Es gibt derzeit wohl keine andere Tumorerkrankung im Bereich der soliden Tumoren, bei der die Entwicklung so dynamisch und auch erfolgreich stattfindet wie beim Bronchialkarzinom. In den 90er Jahren des 20. Jahrhunderts waren bei den Kongressen die Sitzungen zum Bronchialkarzinom verwaist, einzelne Teilnehmer verirrten sich in die Hörsäle, um wieder einmal über eine negative prospektive randomisierte Studie zu erfahren. Andeutungsweise war bei der einen Kohorte die Ansprechrate besser, bei der anderen dafür das progressionsfreie Überleben. Die Landschaft der diagnostischen und therapeutischen Möglichkeiten hat sich seither umfassend verändert und in diesem Sonderheft zum Bronchialkarzinom dürfen wir Ihnen diesen spannenden Bogen der Entwicklungen näherbringen. Persönlich ist es für mich eine ganz große Freude, dass eine sehr engagierte Gruppe von Ärztinnen und Ärzten der „nächsten Generation“ ihren wissenschaftlichen und klinischen Fokus mit viel Engagement auf diese Erkrankung gesetzt hat.

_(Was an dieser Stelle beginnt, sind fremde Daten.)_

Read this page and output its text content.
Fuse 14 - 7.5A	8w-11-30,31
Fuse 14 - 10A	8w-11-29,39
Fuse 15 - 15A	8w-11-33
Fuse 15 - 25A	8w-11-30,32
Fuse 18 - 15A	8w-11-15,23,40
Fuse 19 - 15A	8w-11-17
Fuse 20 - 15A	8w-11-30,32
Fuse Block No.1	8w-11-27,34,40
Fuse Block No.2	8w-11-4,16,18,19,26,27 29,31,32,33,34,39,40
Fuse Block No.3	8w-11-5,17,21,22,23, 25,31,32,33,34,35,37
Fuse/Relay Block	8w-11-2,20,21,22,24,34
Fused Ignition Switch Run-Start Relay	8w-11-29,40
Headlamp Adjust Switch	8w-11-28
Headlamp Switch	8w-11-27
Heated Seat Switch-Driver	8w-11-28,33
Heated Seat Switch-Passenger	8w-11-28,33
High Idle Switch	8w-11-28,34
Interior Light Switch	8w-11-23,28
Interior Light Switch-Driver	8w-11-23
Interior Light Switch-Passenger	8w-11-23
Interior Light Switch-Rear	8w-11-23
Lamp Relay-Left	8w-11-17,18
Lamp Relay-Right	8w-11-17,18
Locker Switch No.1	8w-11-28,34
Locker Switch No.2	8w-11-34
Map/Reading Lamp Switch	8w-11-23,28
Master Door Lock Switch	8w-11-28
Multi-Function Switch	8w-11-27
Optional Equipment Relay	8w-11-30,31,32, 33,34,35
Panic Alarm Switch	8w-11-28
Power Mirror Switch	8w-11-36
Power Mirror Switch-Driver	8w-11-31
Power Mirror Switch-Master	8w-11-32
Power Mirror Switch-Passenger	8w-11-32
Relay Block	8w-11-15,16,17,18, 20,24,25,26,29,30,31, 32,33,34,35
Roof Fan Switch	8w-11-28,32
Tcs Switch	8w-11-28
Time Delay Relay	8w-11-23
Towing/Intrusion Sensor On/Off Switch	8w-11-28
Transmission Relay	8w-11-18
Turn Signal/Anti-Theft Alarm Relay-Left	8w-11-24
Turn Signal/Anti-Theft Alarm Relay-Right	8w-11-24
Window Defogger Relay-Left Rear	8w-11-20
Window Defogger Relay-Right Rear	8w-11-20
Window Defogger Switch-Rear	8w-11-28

Dr. Kocher hat das Erbe von Univ.-Doz. Dr. M. Fiegl angetreten und das TYROL-Register übernommen und weiter ausgebaut. Über 2.200 Patienten wurden in diesem Register mit einer beeindruckenden Detailgenauigkeit eingepflegt. Zum einen können damit die eigenen Daten den internationalen Ergebnissen im Sinne einer Qualitätssicherung gegenübergestellt werden, zum anderen kann er auch belegen, dass die 1-Jahres-Überlebensrate für die gesamte Kohorte tatsächlich von 65 % auf 73 % und im Stadium IV von 40 % (1998–2002) auf 50 % (2013–2015) angestiegen ist. Dies ist ein Fortschritt, der bei den Patienten wirklich ankommt.
Dr. Hochmair entführt die Leserschaft in eine der großen Erfolgsgeschichten beim Bronchialkarzinom. Bei 5–7 % der NSCLC (nichtkleinzelliges Lungenkarzinom)-Patienten kann eine ALK-Translokation nachgewiesen werden. Seit der Erstzulassung von Crizotinib 2012 sind eine ganze Reihe „next generation drugs“ zugelassen worden, die zum einen eine verbesserte Wirksamkeit und zum anderen eine bessere Verträglichkeit aufweisen als Crizotinib. Wenn wir heute bei dieser Subgruppe ein medianes PFS (progressionsfreies Überleben) von 11 Monaten und ein medianes OS (Gesamtüberleben) von 35 Monaten erreichen, so konnte die Prognose dieser Patientengruppe innerhalb weniger Jahre um das Dreifache (!) verbessert werden.
Frau PD Dr. Absenger beschreibt in ihrer Arbeit den Entwicklungsstand beim EGFR-mutierten Subtyp des NSCLC. Die nächste Generation der Tyrosinkinasehemmer ist bereits in der klinischen Routine angekommen. Auch hier bestechen die neuen Medikamente mit einer besseren Wirksamkeit (PFS = 18,9 Monate!) und einer sehr guten Verträglichkeit. Immer mehr tritt jedoch die Frage in den Vordergrund, wie eine mögliche Resistenz verhindert oder überwunden werden kann.
Herr PD Dr. Pircher analysiert die aktuelle Bedeutung der antiangiogenen Therapiesäule. Hier zeigt sich in der aktuellen Studienlandschaft, dass die Kombination einer Anti-VEGF-Strategie mit einer Anti-PD-L1-Strategie einen vielversprechenden Synergismus aufweist.
Im letzten Beitrag von Fr. Dr. Petricevic wird über die fulminante Entwicklung der Checkpoint-Inhibitoren berichtet, die Etablierung in der zweiten Behandlungslinie als Monotherapie, die rezenten Entwicklungen in der ersten Behandlungslinie meist in Kombination mit Chemotherapie und zuletzt auch über den Einsatz bei früheren Stadien. Wir erreichen damit ein medianes OS von bis zu 30 Monaten.
Die Entwicklung hat ein unglaubliches Tempo angenommen, die Leitlinien müssen alle sechs Monate adaptiert werden. Meine persönliche Hoffnung liegt darin, dass zukünftige Therapien immer besser verträglich werden und Patienten möglichst ambulant behandelt werden können. Erste Ansätze mit der Implementierung von spezifischen Vakzinen in Verbindung mit Checkpoint-Inhibitoren werden bereits in Studien evaluiert.